In the present study, the NANEP model was validated with all its features, content validity was verified for anatomy, realistic handling and applicability for training. The non-significant p values for beginners and experts show content validity regardless of experience.

The significant proficiency gain for practical performance on the NANEP model is similar to results found in other studies [13, 39,40,41]. The significant proficiency gain for beginners indicates that the NANEP model is suitable for being implemented at the beginning of residency.

To effectively teach anatomy and practical skills, simulation models should become standard of the curricula [41, 42]. To maximize educational benefit when working with surgical simulation models, we recommend the following three principals:

  1. 1.

    Offer repetitive opportunities for training, so practical skills can be improved [41, 42]. The latter proofed true for the NANEP model (Fig. 6).

  2. 2.

    Ensure that the simulation model reflects a clinical need [41,42,43]. For this study, we selected umbilical hernia, since it is a frequent disease.

  3. 3.

    Give participants feedback [41, 42]. In our study, this was done using the CATLIVE platform, which automatically creates a sheet with feedback for participants.

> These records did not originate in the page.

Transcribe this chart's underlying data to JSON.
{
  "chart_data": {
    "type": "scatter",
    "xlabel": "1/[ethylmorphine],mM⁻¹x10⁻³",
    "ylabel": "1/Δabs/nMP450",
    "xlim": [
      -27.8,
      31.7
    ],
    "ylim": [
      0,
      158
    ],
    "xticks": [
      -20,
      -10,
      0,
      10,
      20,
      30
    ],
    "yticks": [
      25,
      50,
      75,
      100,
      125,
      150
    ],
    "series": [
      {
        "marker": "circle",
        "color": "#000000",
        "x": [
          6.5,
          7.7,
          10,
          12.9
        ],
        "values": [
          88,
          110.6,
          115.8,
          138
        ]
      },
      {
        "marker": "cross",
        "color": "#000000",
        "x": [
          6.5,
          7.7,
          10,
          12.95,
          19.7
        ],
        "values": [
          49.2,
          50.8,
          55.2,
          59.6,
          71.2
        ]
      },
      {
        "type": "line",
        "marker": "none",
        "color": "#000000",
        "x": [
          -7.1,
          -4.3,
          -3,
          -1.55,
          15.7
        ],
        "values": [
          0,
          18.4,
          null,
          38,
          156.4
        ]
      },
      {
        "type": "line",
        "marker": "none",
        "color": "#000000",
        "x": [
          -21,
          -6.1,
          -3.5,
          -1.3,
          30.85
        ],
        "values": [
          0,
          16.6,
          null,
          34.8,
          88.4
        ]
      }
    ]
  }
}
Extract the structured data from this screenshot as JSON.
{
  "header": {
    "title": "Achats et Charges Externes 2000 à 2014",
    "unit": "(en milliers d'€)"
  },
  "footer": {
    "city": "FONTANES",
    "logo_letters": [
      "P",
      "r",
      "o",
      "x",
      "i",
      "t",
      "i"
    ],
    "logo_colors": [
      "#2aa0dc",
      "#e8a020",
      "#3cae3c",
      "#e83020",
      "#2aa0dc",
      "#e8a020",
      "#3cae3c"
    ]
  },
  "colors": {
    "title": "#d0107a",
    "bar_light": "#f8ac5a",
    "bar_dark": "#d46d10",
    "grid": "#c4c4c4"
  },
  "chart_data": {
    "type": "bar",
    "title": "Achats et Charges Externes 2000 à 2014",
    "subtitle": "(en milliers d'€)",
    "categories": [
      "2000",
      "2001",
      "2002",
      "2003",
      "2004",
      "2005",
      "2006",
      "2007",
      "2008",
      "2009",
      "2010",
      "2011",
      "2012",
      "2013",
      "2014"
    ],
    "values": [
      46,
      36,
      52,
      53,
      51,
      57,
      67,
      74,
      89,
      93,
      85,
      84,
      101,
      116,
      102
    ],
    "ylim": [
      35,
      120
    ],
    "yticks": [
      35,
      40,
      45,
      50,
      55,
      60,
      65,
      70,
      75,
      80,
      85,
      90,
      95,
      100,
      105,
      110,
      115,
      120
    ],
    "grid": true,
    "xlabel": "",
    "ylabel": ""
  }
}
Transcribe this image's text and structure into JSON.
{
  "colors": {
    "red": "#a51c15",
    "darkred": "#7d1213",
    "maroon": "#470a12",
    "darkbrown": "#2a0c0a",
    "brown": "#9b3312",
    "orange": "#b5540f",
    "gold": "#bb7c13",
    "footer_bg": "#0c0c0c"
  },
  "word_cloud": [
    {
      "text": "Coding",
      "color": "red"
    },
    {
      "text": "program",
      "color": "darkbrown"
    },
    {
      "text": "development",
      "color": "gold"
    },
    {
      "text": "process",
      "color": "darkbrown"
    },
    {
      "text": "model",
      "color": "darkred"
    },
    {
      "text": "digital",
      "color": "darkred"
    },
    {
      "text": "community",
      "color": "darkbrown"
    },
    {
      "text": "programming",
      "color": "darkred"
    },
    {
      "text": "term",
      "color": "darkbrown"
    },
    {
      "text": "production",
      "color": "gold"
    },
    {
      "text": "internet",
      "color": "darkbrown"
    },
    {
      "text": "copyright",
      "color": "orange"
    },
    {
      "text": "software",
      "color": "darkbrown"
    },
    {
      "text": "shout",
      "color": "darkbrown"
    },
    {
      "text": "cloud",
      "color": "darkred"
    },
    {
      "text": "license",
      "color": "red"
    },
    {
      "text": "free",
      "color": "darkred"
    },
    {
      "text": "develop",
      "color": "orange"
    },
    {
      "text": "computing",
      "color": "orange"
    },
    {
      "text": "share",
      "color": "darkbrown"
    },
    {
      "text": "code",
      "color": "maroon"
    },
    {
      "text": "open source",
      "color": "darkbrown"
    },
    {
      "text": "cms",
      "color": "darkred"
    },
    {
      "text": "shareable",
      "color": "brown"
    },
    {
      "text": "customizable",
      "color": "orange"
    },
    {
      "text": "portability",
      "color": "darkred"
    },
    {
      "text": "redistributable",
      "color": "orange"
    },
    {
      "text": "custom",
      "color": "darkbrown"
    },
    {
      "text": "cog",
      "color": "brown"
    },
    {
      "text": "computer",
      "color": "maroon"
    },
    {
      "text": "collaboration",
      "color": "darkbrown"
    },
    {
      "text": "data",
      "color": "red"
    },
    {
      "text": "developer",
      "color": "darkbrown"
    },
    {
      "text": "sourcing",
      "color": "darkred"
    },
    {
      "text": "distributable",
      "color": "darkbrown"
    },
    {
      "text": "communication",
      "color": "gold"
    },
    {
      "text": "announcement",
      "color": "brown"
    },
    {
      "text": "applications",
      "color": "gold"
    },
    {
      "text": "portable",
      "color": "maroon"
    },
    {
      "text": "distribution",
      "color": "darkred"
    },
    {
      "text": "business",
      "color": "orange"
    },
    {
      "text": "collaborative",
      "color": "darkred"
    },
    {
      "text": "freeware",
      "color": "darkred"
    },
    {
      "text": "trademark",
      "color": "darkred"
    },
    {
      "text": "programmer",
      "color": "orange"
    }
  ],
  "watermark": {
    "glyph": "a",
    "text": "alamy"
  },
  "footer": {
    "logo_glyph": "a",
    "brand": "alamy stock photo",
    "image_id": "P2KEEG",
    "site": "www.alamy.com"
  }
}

Furthermore, simulation-training programs can complement surgical training [22]. The paradox finding that experts did not reach the highest score and end-product quality dropped at the second attempt can be attributed in part to the Dunning-Kruger effect. The Dunning-Kruger effect describes a cognitive bias in which experts become too comfortable in their own skills and fail to readjust their performance. This may stress the need to use the model for simulation-training programs to complement surgical training [21]. Such programs are already successful: the London General Surgical Skills Program run at Imperial College London is obligatory for every surgeon in residency in London since 2009 and includes various simulation models, for open and laparoscopic procedures [44]. A similar program has been implemented in the USA. Since 2008, the Fundamentals of Laparoscopic Surgery-Program (FLS) training module of the American Board of Surgery (ABS) is compulsory for the ABS Certifying Examination for General Surgery [45].

Conclusion

This study is the first to present a surgical simulator for open preperitoneal mesh repair of an umbilical hernia. It supports evidence for the positive impact simulation models regarding the development of skills implemented at early stages of surgical residency. Whereas Idea, Development and Exploration were presented, Assessment and Long-Term Study require further research in terms of a curricula implementation and examination of patients’ outcomes.